Bermain Peran
"Bunda jadi anaknya, Adek jadi mamaknya, ya." Â
"Oke."
Sesuai permintaan gadis kecil 3 tahun itu, aku pun menjalankan peran sebagai seorang anak secara totalitas. Membongkar mainan, merengek minta makan, minta dibacakan buku, minta dibuatin kue, minta beli jajan, dan seabrek permintaan lain.
Saat dua kakaknya datang, Sheza juga meminta mereka menjalankan peran sebagai 2 anaknya yang lain. Lengkaplah permainan peran kali ini. Tanpa dikomando, dua kakak tak kalah totalitas menjalankan adegan demi adegan.
Kami bertiga berebut mainan, berebut minta perhatian, nangis guling-guling minta jajan, mengadukan kenakalan yang lain kepada Ibu kecil, minta dipeluk karena mau bobok, minta dibacain buku, pura-pura sakit, dan seabrek "kenakalan" seperti yang sering kuhadapi sebagai ibu selama ini.
Akan tetapi, sungguh, dari pertama memainkan peran hingga akhir permainan, aku hanya melihat kelembutan seorang ibu dari artis cilik yang berperan sebagai "mamak" kali ini. Tak ada marah, tak ada teriakan, tak ada luapan kekesalan, atau adegan nangis di pojokan.
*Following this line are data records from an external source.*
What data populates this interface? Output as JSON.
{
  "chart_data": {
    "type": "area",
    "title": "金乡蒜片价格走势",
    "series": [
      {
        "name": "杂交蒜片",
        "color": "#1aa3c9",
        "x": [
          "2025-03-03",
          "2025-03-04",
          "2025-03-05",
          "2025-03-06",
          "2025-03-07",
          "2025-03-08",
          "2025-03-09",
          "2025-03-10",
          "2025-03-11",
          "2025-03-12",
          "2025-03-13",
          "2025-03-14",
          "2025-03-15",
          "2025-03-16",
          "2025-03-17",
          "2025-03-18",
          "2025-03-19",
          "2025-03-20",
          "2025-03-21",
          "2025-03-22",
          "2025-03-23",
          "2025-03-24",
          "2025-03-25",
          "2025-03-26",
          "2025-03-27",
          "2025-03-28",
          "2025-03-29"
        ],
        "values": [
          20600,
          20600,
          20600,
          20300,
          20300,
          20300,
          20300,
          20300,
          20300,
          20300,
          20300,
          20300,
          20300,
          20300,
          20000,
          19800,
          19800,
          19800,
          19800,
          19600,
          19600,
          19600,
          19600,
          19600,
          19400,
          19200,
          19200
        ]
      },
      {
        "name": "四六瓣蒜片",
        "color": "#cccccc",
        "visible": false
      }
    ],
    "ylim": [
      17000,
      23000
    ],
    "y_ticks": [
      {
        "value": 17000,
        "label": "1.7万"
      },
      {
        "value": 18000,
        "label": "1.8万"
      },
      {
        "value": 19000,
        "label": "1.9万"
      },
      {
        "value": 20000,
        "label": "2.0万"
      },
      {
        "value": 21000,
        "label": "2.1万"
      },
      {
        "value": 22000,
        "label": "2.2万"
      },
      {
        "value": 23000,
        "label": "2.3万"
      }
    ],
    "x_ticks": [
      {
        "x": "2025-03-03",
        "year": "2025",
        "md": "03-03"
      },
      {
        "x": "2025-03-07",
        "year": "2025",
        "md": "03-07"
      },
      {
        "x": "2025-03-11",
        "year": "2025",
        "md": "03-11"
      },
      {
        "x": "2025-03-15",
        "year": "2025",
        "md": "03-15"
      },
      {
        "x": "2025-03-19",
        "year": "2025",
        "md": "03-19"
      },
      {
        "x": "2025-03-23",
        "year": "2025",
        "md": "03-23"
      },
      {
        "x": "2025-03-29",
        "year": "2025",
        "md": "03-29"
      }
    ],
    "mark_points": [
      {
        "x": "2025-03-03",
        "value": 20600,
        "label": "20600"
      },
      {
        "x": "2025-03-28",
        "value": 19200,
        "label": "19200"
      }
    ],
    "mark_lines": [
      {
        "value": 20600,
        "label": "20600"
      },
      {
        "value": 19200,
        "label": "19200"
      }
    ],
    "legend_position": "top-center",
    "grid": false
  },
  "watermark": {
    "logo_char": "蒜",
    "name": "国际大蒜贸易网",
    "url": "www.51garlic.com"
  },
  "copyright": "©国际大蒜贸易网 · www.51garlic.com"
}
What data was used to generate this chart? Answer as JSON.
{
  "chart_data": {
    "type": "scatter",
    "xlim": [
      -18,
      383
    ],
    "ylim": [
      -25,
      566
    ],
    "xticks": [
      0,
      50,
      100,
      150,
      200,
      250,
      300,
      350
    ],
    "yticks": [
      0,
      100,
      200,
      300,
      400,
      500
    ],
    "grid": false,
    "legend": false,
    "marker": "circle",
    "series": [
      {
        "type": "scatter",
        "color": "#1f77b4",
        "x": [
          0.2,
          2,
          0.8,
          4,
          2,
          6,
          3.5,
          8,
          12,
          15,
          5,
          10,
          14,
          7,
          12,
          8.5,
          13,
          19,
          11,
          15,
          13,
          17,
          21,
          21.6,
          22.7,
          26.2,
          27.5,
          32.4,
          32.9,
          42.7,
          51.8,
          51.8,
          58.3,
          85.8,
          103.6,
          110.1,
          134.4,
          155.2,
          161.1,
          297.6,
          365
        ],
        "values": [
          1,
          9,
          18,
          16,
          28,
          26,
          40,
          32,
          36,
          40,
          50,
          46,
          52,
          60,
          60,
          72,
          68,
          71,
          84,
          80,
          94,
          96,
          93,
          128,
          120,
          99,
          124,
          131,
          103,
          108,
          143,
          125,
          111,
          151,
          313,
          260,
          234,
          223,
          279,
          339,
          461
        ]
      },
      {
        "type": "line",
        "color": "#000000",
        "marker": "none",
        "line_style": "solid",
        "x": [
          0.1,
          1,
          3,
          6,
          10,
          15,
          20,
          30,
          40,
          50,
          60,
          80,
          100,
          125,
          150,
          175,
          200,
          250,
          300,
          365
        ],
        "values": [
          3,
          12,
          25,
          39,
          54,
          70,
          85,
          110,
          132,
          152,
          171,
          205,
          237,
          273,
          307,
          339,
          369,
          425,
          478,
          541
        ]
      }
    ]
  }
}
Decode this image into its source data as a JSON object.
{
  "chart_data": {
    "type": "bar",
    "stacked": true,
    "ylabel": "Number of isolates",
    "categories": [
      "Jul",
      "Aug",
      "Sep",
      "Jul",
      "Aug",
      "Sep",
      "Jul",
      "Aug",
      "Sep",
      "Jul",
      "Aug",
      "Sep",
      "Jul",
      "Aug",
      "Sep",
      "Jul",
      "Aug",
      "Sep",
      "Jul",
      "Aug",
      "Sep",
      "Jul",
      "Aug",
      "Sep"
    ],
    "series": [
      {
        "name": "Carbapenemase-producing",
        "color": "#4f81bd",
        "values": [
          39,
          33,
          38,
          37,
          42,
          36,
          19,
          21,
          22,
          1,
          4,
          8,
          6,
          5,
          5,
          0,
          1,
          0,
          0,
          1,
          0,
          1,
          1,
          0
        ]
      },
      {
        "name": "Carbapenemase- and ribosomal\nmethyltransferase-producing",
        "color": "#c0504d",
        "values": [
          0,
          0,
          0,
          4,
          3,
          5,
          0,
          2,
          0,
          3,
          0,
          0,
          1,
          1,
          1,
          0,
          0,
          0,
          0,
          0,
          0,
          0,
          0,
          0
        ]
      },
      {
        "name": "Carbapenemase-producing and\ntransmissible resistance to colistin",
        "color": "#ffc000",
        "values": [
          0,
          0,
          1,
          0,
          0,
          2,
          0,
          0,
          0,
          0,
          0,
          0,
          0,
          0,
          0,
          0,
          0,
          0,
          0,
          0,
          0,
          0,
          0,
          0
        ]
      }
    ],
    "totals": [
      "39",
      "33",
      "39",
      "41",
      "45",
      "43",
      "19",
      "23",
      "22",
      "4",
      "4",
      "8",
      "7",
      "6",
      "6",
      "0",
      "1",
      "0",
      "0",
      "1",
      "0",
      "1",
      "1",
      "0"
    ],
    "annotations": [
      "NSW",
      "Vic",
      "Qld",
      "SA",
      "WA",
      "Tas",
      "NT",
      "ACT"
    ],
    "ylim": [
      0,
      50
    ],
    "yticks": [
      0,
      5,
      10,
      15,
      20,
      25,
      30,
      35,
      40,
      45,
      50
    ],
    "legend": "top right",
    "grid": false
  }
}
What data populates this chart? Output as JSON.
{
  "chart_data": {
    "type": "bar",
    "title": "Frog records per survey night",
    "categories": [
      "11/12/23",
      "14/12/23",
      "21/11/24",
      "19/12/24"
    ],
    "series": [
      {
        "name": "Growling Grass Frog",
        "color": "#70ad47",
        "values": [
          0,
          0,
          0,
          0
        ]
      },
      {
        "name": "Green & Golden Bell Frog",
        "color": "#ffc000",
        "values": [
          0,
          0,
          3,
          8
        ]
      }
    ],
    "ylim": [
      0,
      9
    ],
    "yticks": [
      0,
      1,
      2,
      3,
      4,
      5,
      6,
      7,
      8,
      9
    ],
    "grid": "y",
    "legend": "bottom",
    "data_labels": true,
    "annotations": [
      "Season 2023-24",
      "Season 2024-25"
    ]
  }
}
Kala salah satu anak menangis minta mainan yang direbut saudaranya, sementara anak yang lain sakit dan terus saja menangis, ia mengecup satu persatu anaknya dan bilang.
"Sayang ... sayang ... Mamak di sini. Cup cup, Sayang. Sebentar, ya."
Atau ketika kami mempunyai permintaan yang berbeda-beda, ia dengan sabar membantu kami mengambilkannya dengan kembali berucap, "Sayang ... sabar, ya. Sebentar Mamak ambilin."
Atau ketika tiga anak berebut minta dipeluk karena hendak tidur, gadis kecil ini merelakan dirinya diuwel-uwel dengan 2 tangan menepuk-nepuk kami bertiga. Sambil berdendang dan berpesan agar sabar.